Daí eu comecei a trocar palavras com eles, no sentido de informá-los de que essa medida estava incorrecta e era inconstitucional, e que, sobretudo, era um autêntico disparate bater nas pessoas por circularem fora do horário previsto pelo Estado de Emergência. Os agentes centraram então as suas atenções em mim e, efusivamente, todos os policiais que estavam no local gritaram connosco e insinuaram que tínhamos mesmo de ser surrados para aprendermos a lição.


Os agentes começaram então a surrar a jovem grávida e, de repente, outro policial apareceu a advertir que não se devia bater nela por estar grávida. Eles só pararam de surrá-la depois de a terem dado cerca de dez porretadas violentíssimas. Enquanto ela se contorcia de dores, os agentes passaram a surrar todos os outros conforme a ordem da fila. Eu era o último da fila. Chegada a minha vez, insisti que não deviam surrar-nos e, de repente, três policiais caíram em mim com uma carga de porretadas nas nádegas e nas costas, deixando-me com escoriações. Daí, depois de termos sido surrados, mandaram-nos à sala de triagem para a nossa identificação.


No decurso da triagem dos dados nominais e locais de residência, eram vários os policiais que nos ameaçaram com a promessa de que iríamos pernoitar na prisão pelo tempo que lhes conviesse, tendo um deles chegado ao ponto de afirmar (parecia ser o oficial-dia) que o policial, na altura da detenção, é presidente, é juiz e é autónomo nas decisões que tomar. Acrescentou que cada um tem a sua educação, o seu temperamento e o entendimento da situação e cabe somente a ele nos ouvir ou não, e que as porretadas eram necessárias para que não voltássemos a circular à noite na rua e, sobretudo, iríamos ser julgados e condenados a 3 ou 6 meses de cadeia, dependendo da vontade deles.


Tivemos os nossos telemóveis retirados, mas devolveram-nos a seguir para ligarmos aos nossos parentes a informa-los sobre a nossa detenção.
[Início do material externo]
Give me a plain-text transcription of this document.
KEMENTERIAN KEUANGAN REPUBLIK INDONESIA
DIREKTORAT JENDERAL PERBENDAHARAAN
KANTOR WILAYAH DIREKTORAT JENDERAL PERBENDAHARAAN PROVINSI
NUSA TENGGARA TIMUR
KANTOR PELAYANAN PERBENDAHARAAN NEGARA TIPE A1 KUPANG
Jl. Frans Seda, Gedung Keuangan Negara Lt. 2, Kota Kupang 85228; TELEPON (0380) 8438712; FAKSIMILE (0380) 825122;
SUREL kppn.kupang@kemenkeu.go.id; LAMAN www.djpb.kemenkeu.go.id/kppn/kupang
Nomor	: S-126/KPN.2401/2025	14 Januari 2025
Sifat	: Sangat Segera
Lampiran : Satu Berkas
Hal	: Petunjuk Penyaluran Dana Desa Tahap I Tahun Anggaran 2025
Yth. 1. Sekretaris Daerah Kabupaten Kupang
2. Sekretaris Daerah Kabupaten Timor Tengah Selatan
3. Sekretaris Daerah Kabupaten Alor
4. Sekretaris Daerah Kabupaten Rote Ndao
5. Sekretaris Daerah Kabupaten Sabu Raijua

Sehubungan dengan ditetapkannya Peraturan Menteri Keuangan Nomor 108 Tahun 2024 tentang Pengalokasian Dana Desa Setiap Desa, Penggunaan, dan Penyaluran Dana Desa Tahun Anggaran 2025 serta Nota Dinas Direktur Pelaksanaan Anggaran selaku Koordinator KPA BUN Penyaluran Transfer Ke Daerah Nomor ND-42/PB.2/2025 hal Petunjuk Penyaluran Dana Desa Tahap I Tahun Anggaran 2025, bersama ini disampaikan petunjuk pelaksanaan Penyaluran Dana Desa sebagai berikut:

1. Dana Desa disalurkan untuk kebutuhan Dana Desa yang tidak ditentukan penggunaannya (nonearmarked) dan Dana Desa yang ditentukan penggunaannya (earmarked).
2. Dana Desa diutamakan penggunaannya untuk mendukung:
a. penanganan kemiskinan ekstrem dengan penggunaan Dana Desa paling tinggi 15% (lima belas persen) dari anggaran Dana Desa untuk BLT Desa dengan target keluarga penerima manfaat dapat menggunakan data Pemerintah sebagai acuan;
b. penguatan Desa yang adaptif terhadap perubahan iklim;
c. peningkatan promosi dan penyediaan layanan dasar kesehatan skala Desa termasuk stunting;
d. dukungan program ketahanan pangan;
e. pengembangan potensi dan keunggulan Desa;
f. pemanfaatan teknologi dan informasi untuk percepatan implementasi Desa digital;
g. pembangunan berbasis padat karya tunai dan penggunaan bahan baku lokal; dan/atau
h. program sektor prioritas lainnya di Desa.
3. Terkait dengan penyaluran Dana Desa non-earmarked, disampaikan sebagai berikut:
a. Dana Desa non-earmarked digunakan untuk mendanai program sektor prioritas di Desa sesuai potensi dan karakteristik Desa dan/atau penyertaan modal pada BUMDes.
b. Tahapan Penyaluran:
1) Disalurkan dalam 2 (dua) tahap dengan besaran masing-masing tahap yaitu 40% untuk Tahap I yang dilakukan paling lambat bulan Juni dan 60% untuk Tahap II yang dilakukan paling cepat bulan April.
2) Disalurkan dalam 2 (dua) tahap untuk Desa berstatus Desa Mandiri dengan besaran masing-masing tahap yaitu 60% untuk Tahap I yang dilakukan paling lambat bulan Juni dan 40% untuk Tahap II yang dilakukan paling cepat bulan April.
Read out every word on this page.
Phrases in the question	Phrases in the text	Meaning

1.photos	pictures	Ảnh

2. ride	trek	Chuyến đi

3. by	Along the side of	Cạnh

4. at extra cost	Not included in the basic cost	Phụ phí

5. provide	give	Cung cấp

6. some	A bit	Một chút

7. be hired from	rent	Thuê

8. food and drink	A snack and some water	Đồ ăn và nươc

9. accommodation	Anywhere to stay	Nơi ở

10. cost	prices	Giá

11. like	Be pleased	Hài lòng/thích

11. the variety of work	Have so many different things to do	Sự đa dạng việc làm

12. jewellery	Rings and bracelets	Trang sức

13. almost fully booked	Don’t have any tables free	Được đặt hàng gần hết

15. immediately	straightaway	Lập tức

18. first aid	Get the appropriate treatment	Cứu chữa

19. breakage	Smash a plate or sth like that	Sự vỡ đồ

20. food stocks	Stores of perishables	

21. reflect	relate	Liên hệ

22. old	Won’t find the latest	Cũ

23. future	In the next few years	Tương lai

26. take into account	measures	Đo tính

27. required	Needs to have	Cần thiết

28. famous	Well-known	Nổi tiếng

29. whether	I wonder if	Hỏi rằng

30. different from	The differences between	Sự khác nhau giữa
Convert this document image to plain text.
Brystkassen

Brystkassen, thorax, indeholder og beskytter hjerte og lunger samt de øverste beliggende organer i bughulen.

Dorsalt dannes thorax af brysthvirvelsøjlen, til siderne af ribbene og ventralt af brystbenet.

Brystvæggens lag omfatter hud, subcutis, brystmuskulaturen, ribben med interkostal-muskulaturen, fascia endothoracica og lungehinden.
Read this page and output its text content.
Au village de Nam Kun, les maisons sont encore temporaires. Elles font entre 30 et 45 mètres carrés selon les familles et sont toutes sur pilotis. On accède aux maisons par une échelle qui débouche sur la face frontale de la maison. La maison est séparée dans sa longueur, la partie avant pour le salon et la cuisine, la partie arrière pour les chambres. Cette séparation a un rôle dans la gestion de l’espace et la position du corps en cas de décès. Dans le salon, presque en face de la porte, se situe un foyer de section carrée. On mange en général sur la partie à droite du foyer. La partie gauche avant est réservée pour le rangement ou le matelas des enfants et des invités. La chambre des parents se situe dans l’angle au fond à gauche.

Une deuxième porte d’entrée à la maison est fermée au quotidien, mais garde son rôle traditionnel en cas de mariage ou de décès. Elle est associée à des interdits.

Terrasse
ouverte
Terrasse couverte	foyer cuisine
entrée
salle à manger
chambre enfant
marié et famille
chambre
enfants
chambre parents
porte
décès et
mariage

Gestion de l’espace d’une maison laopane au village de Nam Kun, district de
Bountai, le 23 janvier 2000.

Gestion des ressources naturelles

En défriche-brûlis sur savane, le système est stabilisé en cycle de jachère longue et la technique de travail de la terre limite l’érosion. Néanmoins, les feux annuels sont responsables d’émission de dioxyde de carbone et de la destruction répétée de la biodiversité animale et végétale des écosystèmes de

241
Foi nessa altura em que eu pude fazer ligações à família e certas pessoas influentes para viabilizarem a minha libertação.


Mesmo na cadeia, pude saber que fora feita a detenção de um grupo de jovens (cerca de 6) que estavam em sua residência no quintal, em convívio. A polícia arrombou a mesma alegando aglomerações. O facto foi confirmado por eles e pelos próprios policiais.

Na esquadra do Comando Municipal da Polícia Nacional do Sumbe havia muita gente presa: adolescentes, jovens e cidadãos de meia-idade; casais e solteiros que, aos montes, estavam deitados no chão por determinação policial, não observando os critérios de higiene (já que a nave onde estávamos tresandava à urina) nem tão-pouco o distanciamento social, fazendo com que todos nós ficássemos expostos ao Coronavírus e à Covid-19, num claro paradoxo da actividade policial, em sede da qual prendeu boa parte daqueles indivíduos por causa do referido patógeno e da doença que provoca.


São inúmeros os casos de excesso policial, por conta da má interpretação do Decreto Presidencial sobre o Estado de Emergência, uma prática aceite pelo responsável sénior da referida esquadra policial que pediu-nos os dados, e que assumiu (embora não publicamente) ter havido realmente detenções arbitrárias, e que ele já estava cansado de advertir aos seus efectivos do cumprimento legal das orientações estatuídas no Decreto Presidencial.